Kejujuran adalah sebuah pondasi dari bagunan kebahagian. Bagaimana bisa? Sederhananya saja okelah kita bahagia saat ini dengan uang hasil korupsi, tapi bagaimana nanti bila ketahuan? Bagaimana dengan nanti? Bagaimana dengan nanti, lalu nanti bagaimana, kalau begini bagaimana, mungkin itulah kata-kata yang sering kita lupakan dalam menjalani hidup. Sering kali kita mengalami myopia, kita hanya melihat segala sesuatu dalam jangka pendek saja, tanpa perduli dampaknya akan masa depan yang juga harus bahagia bukan? Padahal dalam ilmu ekonomi sangat jelas apa yang disebut dengan bagaimana nanti tersebut, yakni itu adalah sebuah resiko. Sebuah resiko yang kubenci dalam hidup.

Kita tau bahwa apa yang disebut sebagai resiko adalah biaya. Dalam penghitungan ekonomi, sebuah resiko pasti akan dikonversikan sebagai biaya. Resiko terjadinya inflasi melahirkan bunga pinjaman, resiko terjadinya kecelakaan melahirkan asuransi, bahkan resiko kita nanti masuk neraka membuat kita meluangkan waktu untuk beribadah. Arti sebuah resiko adalah biaya yang harus dibayarkan. Dan sangat jelas pula bahwa sebuah biaya merupakan faktor yang akan mengurangi keuntungan. Yang mana keuntungan tersebut, dalam hidup adalah sebuah kebahagiaan yang kita impikan. Maka sangat jelas sebuah tindakan tidak jujur akan mengurangi kebahagiaan kita dalam menjalani hidup.

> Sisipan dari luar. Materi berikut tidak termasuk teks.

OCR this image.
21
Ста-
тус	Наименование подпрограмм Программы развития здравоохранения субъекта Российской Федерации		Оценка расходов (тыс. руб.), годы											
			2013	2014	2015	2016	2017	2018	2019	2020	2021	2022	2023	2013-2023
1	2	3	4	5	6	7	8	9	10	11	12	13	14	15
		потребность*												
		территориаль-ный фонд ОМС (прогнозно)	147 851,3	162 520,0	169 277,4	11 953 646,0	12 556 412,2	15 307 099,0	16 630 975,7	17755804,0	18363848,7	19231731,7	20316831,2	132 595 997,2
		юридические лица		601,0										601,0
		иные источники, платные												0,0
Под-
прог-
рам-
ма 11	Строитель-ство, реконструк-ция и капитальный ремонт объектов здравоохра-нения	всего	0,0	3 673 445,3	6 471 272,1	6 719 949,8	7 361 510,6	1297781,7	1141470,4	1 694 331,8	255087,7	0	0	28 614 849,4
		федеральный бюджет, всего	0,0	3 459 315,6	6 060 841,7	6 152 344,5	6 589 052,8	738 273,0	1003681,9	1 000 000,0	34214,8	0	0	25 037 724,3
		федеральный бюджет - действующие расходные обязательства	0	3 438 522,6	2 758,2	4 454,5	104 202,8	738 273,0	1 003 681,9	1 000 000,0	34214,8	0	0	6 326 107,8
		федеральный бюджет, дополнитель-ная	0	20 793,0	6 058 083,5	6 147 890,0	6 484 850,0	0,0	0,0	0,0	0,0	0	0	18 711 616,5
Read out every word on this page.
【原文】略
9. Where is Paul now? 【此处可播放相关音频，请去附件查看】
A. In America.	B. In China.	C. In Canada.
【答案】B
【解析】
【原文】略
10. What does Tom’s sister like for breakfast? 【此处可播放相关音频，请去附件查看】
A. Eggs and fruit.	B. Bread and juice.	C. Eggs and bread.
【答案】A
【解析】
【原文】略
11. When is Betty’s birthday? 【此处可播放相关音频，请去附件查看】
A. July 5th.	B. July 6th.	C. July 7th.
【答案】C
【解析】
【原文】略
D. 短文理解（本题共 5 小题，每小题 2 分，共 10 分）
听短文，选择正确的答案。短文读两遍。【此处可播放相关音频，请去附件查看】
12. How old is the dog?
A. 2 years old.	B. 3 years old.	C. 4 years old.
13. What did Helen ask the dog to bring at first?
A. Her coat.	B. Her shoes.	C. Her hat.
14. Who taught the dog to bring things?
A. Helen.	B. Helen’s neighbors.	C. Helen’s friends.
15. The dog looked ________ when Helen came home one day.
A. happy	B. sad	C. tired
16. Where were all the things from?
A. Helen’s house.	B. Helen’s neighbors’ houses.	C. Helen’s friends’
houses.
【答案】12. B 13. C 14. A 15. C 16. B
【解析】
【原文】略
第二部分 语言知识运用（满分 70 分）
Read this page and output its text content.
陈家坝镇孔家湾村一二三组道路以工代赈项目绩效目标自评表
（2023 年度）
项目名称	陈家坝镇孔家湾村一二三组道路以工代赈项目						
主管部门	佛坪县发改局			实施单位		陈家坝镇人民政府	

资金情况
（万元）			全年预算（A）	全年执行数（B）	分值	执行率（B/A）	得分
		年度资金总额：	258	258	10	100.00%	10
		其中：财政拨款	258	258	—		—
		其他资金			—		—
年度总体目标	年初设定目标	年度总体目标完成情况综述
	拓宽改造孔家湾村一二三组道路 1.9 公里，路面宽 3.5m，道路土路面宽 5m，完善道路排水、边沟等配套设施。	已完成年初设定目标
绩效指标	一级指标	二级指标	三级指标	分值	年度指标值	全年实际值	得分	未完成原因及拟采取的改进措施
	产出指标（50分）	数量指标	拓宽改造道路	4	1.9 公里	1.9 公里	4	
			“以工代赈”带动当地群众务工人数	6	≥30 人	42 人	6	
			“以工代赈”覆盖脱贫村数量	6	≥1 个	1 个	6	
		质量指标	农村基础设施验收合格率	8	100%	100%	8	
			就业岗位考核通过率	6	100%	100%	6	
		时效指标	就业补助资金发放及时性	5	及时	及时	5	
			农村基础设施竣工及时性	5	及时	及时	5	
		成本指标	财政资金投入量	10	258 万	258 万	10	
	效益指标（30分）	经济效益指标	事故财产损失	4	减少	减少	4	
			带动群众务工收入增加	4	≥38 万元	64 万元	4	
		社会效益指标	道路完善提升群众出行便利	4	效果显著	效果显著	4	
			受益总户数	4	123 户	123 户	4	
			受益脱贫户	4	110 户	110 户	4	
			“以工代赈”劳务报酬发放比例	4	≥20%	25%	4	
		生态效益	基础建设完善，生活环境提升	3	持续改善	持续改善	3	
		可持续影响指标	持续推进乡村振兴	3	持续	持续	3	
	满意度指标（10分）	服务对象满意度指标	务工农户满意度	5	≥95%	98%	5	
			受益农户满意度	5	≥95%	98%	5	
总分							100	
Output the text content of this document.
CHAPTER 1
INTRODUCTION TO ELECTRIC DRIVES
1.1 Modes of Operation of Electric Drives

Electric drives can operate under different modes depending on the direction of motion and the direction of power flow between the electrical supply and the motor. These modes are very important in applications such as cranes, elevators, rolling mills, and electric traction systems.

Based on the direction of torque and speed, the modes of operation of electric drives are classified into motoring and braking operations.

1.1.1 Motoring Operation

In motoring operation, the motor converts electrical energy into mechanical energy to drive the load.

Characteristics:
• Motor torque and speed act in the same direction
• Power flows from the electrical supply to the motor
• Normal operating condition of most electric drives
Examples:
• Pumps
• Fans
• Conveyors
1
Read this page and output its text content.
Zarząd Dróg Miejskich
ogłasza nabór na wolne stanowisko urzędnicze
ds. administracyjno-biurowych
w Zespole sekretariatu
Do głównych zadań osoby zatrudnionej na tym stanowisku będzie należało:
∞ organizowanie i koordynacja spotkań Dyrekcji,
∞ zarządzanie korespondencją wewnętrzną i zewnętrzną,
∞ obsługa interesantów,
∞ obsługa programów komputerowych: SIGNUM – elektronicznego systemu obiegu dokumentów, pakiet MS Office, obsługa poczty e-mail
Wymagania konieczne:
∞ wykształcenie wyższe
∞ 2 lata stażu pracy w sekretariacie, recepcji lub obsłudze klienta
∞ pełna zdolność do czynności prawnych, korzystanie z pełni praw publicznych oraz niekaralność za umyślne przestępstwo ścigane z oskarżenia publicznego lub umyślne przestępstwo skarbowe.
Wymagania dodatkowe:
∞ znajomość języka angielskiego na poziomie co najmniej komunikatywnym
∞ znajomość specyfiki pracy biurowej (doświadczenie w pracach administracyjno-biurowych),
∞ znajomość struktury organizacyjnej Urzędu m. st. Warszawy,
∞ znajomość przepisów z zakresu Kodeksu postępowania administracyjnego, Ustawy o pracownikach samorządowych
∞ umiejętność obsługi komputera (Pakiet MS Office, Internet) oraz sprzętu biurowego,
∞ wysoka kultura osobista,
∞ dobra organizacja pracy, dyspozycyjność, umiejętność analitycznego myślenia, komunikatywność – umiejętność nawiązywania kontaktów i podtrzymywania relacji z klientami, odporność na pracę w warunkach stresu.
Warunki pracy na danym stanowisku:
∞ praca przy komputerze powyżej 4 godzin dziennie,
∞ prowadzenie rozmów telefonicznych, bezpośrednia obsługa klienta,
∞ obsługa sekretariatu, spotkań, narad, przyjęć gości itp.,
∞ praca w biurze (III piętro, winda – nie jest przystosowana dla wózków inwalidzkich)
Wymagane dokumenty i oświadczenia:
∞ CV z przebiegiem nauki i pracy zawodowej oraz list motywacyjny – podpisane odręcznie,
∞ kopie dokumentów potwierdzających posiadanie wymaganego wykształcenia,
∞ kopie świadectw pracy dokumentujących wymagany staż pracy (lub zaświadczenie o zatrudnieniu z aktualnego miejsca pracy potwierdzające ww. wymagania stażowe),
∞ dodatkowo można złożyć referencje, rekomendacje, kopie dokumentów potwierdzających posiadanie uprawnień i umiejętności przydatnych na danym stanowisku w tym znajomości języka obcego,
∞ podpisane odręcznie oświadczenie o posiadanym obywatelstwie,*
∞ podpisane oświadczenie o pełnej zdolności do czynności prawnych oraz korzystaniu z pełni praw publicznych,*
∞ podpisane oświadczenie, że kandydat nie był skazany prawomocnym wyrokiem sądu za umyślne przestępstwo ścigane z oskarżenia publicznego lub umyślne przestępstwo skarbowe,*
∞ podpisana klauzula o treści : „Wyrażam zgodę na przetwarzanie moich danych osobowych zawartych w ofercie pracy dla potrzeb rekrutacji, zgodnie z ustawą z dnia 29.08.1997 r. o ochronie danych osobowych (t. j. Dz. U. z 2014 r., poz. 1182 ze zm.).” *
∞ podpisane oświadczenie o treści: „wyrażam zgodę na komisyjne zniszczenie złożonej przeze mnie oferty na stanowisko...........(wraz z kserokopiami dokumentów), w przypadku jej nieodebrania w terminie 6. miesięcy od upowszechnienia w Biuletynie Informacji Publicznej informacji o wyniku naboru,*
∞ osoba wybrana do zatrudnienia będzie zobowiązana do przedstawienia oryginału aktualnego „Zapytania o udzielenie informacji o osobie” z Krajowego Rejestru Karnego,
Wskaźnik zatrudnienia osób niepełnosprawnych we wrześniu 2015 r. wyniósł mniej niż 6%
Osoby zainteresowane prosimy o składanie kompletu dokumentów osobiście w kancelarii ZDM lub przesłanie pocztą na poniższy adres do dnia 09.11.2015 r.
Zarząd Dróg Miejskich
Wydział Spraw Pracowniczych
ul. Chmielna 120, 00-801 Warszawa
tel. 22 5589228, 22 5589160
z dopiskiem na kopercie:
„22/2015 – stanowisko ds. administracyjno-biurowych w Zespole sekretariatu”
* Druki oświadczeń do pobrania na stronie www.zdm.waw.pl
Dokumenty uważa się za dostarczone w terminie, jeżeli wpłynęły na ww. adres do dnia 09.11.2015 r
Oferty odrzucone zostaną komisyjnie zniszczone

Hal wajar, untuk menutupi kasus korupsi, seorang koruptor harus selalu berkuasa dan tentunya juga mengeluarkan banyak biaya dan waktu. Bila tertangkap harus sogok sana-sogok sini bila mau bebas. Apa artinya itu semua?

Maka hanya ada satu menuju kebahagiaan hidup yang hakiki, yakni hiduplah dengan jujur. Karena kejujuran adalah awal sebuah kebahagian.